Zimmerman retires from lifetime career after 52 years

After 52 years with NCI, Dave Zimmerman of Monticello decided to finally retire. She worked his entire career in shipping department, and enjoyed getting to know so many people. NCI held a small retirement gathering and surprised Zimmerman with his family. Seated in front are Dorthy and Dave Zimmerna. Standing in back are grandson Ben Bollwitt and daughter Wendy Bollwitt. (Photo submitted)
Kim Brooks
Express Editor

     Dave Zimmerman of Monticello may have broken a record in terms of employment. As of the new year, Zimmerman is officially retired from NCI Building Systems after 52 years (and 11 months). (But who’s counting?)

     “I’m still adjusting to it,” Zimmerman laughed.

     While he’s in his early 70s, Zimmerman said he knew he wanted to retire while he could still enjoy his hobbies and interests. But he didn’t want to retire too early that he found himself looking for something to occupy his time.

     His wife, Dorthy, said retirement is something Zimmerman has been thinking about for the past five years or so. Zimmerman said he’s been seriously considering it since October. He said he wanted to remain busy up to his retirement.

     “I was ready,” he said. “I didn’t want to leave and then get antsy. I wanted to leave while I was still healthy.”

     Zimmerman started his employment with NCI on Feb. 4, 1966.

     “It was Cuckler then,” he said.

     At the time, Zimmerman was living and working on his family’s farm on Old Cass Road in Anamosa. He said he needed a transition after coming off the farm.

     “I was looking for work.”

     So, Zimmerman inquired about a job at Cuckler, hearing they might be hiring.

     “The first time I went in I was told they weren’t hiring,” he said. Then, he was sent to Ray Bader in the shipping department. There was an opening there, and that is exactly where Zimmerman remained upon retirement.

     ‘”Everything I did was related through shipping,” he explained.

     When he first started in the wintertime, Zimmerman said work was a bit slow in the construction season.

     “But I stuck it out,” he said.

     He worked for a bit in the shipping yard, but was transported back to shipping, preferring to work indoors versus out in the open.

     Zimmerman ended his tenure working on the dock with freight shipments coming in and out. He said he got to know so many of the carriers on a personal level after all these years.

     “I absolutely enjoyed the people,” he said. “They’ve been the best, otherwise I wouldn’t have stayed this long. It’s the people that really kept me there.”

     In his time at NCI, Zimmerman saw the business change names several times (Cuckler Steel Buildings, Star Building Systems, and NCI). He also worked for seven different plant managers.

     He always worked on first shift, basically 6 a.m. to 2:30 p.m. When he started working there, first shift was 7 a.m. to 5 p.m., and Zimmerman had to work Saturday mornings until noon. He was paid $1.25 an hour.
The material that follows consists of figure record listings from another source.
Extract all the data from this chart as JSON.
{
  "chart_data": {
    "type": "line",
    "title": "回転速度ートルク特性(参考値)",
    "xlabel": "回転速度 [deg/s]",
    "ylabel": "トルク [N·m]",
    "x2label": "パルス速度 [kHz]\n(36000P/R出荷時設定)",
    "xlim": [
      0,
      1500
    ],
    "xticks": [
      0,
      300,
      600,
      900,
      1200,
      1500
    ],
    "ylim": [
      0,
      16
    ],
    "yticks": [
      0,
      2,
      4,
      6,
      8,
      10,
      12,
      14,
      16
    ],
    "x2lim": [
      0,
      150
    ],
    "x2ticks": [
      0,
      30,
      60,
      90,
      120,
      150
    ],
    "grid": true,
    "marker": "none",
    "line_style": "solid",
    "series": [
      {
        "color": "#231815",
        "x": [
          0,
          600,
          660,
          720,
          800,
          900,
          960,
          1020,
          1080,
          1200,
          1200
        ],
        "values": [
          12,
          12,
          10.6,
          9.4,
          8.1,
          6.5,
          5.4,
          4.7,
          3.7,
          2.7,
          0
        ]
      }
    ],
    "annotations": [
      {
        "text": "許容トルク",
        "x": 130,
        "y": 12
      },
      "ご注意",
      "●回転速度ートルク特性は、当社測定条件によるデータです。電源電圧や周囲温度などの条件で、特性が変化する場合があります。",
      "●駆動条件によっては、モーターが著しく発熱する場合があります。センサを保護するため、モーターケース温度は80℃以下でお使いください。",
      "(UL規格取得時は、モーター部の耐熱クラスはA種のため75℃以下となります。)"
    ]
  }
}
     “It was a good wage at the time,” he said.

     After some time at NCI, Zimmerman admitted he looked into pursuing other careers such as selling insurance. No matter what he landed on, he kept coming back to remaining at NCI.

     “The grass is not always greener on the other side,” said Zimmerman.
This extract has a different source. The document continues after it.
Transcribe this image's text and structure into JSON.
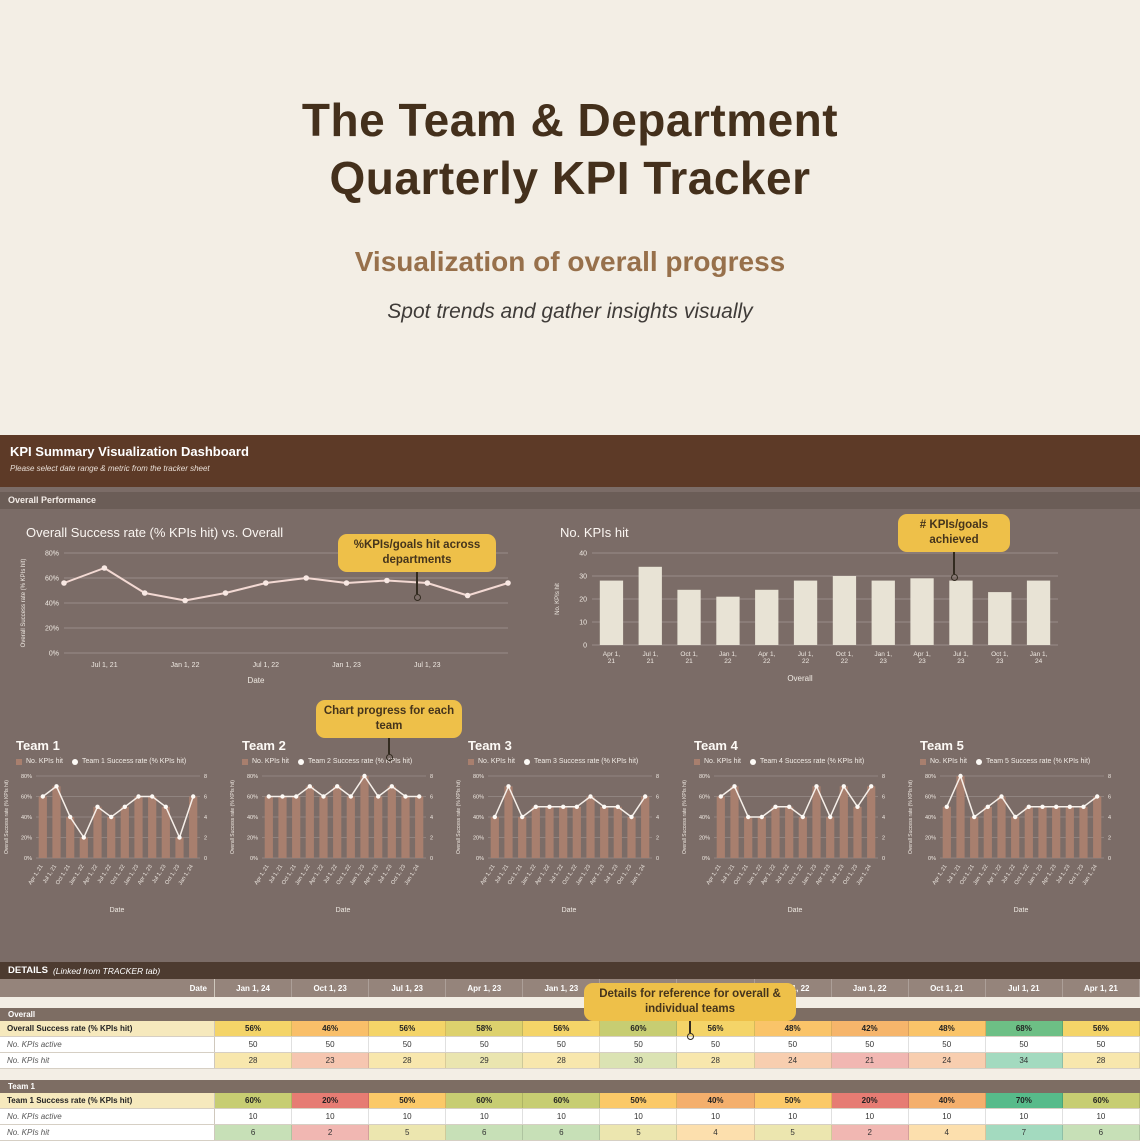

     He said he never planned on remaining at NCI all these years. “It just happened,” he said.

     Zimmerman said in the ‘80s during the recession, he was glad he had a job.

     Over the years, he’s seen production change with the times.
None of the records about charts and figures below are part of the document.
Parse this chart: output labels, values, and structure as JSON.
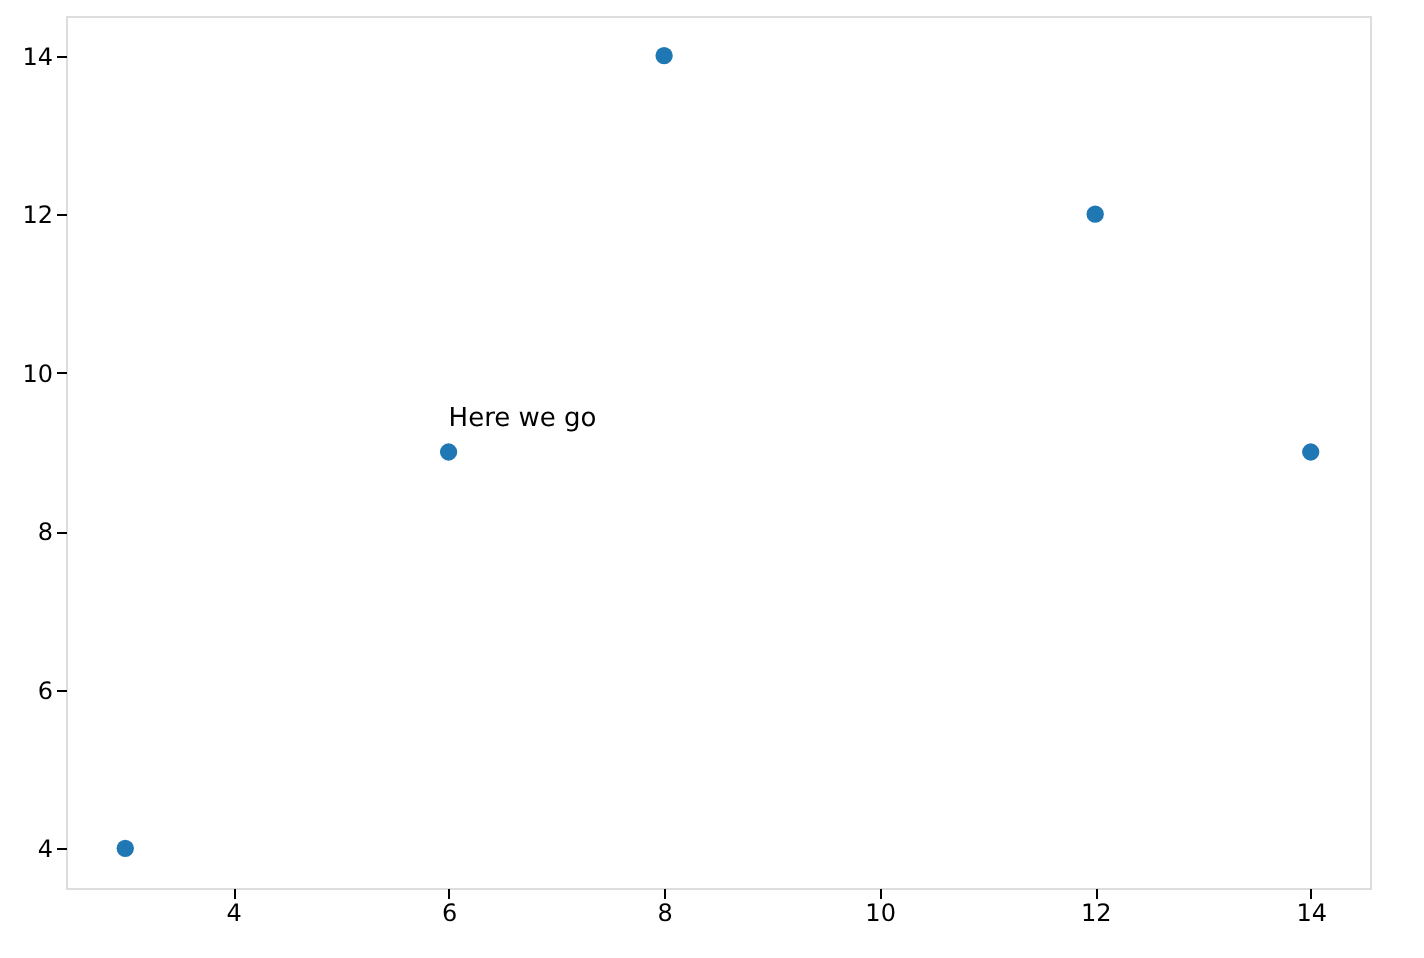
{
  "chart_data": {
    "type": "scatter",
    "x": [
      3,
      6,
      8,
      12,
      14
    ],
    "series": [
      {
        "color": "#1f77b4",
        "values": [
          4,
          9,
          14,
          12,
          9
        ]
      }
    ],
    "xlim": [
      2.45,
      14.55
    ],
    "xticks": [
      4,
      6,
      8,
      10,
      12,
      14
    ],
    "ylim": [
      3.5,
      14.5
    ],
    "yticks": [
      4,
      6,
      8,
      10,
      12,
      14
    ],
    "marker": "circle",
    "grid": false,
    "annotations": [
      {
        "text": "Here we go",
        "x": 6,
        "y": 9
      }
    ]
  }
}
     “We used to have a huge production line and stock the inventory,” recalled Zimmerman. “Now, things are customized. Each building is different, so we’re not sitting on inventory waiting for shipping.”

     New and different product lines were also brought in through the years with different companies taking ownership.

     “NCI brought in new product lines and people had to learn things they hadn’t done before,” he said of the positive change.

     The physical aspect of the plant and property also changed in time, with more buildings added to the NCI facility.

     “There were very few buildings when I started,” Zimmerman said. When Rear Siegler took over the plant in the ‘70s, more buildings were constructed on site to add to operations.

     “It was a major undertaking,” Zimmerman said.

     The one thing Zimmerman will miss the most is the people.

     “I had a great foreman and I liked dealing with people,” he said. “I’m people oriented; I like talking to people, and I built up quite a rapport.”

     Zimmerman said there was no other job he rather have the past 52 years than working in shipping at NCI.

     “I was basically my own boss and liked what I did,” he said.

     In retirement, Zimmerman said he’d have to find something to remain active, especially in the winter. During the spring and summer, he already has plans to spend time at his second home, golfing at Fawn Creek Country Club.

     NCI held a retirement gathering for Zimmerman and the shipping department in early December. He was surprised when his wife and family showed up for the occasion.

     A public retirement party was then held on Dec. 29. Zimmerman said it was the 190 guests who really made it a celebration.